An analyst’s job involves a lot of data. So we need to understand the tools analysts require background knowledge of data. Any type of data can be used for analytics for data capture, data analysis and data provisioning.
- Data Capture
Devices, processes and people produce a lot of data. This determines discreteness and the method that the analysts use to extract the data that has been extracted.
- Data Provisioning
To produce results the analysts need data from multiple sources. For this the team needs:
- EMR data for clinical and lab results.
- Billing data for diagnosis and procedures charges.
- Cost data for improvement on margins.
- Patient satisfaction data.
It is very hard to put all the data into a single spot and one must ensure that this data set must communicate with one another. This pulling of data from data sets also makes data susceptible to errors and redundancies.
- Data Analysis
Once we get the appropriate data, and it is tied together then we can start the data analysis. It involves:
- Data quality evaluation:Data must be properly evaluated. By this way they need to find the method of evaluation.
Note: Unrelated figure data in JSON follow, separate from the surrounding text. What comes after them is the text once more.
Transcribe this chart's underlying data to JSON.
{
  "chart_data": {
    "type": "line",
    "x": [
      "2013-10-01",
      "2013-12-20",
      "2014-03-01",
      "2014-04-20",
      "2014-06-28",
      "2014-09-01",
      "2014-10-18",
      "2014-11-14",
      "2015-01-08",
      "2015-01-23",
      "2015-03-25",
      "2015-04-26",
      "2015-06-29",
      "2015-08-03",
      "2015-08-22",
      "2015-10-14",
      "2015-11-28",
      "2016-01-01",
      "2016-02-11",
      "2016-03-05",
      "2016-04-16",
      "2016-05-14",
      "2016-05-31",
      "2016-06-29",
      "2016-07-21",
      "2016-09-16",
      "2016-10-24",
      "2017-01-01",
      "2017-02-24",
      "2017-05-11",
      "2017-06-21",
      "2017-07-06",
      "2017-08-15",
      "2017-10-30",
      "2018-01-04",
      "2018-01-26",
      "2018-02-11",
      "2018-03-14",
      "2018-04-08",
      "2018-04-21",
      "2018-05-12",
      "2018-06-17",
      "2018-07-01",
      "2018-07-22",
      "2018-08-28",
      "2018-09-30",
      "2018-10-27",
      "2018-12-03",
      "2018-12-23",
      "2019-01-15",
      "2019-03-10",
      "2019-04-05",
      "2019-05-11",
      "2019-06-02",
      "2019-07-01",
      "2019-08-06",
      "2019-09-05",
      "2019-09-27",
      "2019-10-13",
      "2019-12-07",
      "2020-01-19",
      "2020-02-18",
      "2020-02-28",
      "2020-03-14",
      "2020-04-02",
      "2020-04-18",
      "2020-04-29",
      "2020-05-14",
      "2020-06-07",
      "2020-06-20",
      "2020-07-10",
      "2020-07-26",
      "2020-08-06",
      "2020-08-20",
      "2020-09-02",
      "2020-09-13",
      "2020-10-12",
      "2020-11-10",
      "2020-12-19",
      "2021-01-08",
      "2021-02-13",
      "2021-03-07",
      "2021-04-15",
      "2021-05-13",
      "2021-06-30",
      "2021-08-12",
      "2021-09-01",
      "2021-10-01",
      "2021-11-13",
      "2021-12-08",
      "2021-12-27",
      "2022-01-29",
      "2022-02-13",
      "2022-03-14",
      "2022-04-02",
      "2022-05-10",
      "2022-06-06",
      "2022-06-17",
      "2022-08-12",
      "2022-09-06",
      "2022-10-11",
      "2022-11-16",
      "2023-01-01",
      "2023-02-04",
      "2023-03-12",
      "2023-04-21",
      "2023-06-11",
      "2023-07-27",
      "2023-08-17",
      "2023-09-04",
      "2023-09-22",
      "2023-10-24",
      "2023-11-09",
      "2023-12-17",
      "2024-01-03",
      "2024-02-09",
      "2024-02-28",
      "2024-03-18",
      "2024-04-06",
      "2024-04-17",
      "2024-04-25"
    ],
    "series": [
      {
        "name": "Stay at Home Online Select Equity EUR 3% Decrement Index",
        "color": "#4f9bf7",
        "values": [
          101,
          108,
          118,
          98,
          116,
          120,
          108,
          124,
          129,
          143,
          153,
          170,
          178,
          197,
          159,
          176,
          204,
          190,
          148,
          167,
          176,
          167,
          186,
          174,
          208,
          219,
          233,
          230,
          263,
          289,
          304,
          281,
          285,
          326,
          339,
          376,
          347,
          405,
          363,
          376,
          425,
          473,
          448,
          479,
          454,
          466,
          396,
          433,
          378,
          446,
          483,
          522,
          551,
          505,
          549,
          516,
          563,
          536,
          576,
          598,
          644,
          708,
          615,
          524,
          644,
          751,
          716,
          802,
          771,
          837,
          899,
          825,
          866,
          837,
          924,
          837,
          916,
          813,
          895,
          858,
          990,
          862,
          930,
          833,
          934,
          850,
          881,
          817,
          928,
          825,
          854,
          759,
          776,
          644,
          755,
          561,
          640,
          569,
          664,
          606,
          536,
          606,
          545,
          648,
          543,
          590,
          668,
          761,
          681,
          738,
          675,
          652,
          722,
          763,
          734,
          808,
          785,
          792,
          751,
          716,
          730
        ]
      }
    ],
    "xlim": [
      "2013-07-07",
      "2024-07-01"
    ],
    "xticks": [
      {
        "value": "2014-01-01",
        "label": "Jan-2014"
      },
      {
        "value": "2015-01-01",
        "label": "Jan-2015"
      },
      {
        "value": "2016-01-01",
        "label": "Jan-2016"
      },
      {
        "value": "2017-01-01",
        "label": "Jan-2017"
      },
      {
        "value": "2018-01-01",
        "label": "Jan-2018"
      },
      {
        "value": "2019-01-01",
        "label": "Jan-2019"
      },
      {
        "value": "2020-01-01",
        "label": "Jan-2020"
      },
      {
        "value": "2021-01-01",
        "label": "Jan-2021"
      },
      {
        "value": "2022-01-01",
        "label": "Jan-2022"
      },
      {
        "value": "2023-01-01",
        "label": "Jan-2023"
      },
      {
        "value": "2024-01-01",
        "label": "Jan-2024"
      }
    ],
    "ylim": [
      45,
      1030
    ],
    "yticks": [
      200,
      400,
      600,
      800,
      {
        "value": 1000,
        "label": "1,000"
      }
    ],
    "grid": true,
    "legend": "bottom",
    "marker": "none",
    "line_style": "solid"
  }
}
- Data discovery:Analyst must try to explore data.
- Interpretation:It is the most important step after analyzing the data. But this is just a sub process for the same in the long process for the data analysts. One must devote time for analyzing the data and finding effective conclusions.
- Presentation:Presentation is the most critical process. After the completion of the work, the analyst must try to show data in a consumable manner for the audience to conclude the result for the data.